Xerostomia management is not well established in the literature, the use of systemic sialagogue medication showing the strongest evidence of effectiveness [13]. In the present case, the patient reported an increase in her quality of life after using salivary substitute. We opted for maintaining the use of topical salivary replacement due to the patient's comorbidities such as gastric antral vascular ectasia [14]. Adequate hydration and avoidance of potential oral mucosal irritants were recommended. The patient is under routine dental care that includes the use of fluoride preparations. In case of oral infection requiring dental surgery, as PBC may lead to liver cirrhosis, the surgeon should consider the risk of bleeding.
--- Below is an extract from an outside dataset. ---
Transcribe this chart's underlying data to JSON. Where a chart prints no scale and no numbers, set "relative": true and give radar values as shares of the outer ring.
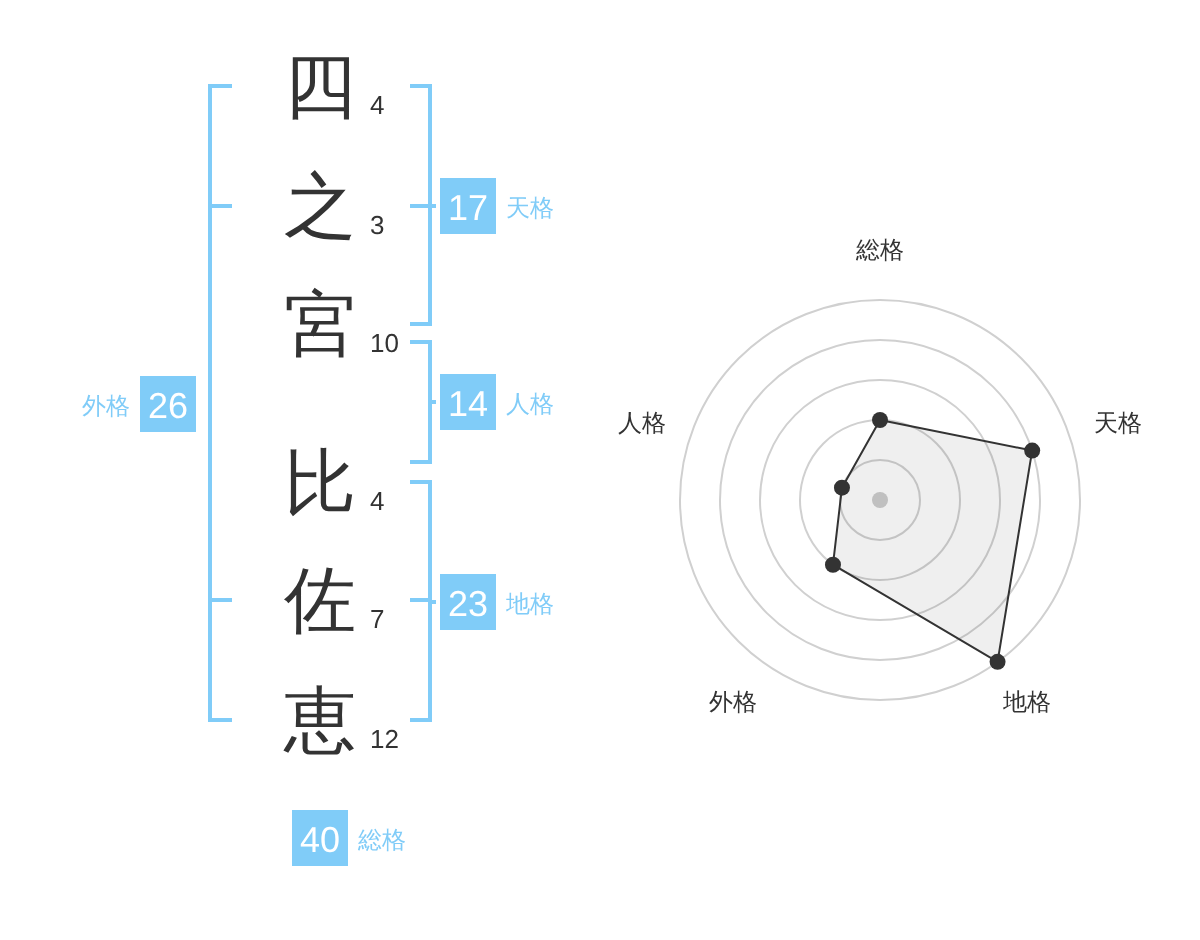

In this particular case, the association of PBC with gastric antral vascular ectasia deserves concern [14]. A multidisciplinary team should evaluate the risk of presenting occult blood loss or severe upper gastrointestinal bleeding.
Optimal management of PBC associated with Sjögren's syndrome requires a multidisciplinary approach as the key to optimal patient care. Dental practitioners should be able to recognize the clinical features of these associated conditions. Appropriate dental care may prevent tooth decay, periodontal disease and oral infections as well as improve the patient's quality of life.
Disclosure Statement
No conflict of interest exists.
Acknowledgements
This work was supported by the Federal University of Bahia (grant 4244) and FAPESB/National Council for Scientific and Technological Development (CNPq)/Brazilian Ministry of Health (grant EFP 00009556).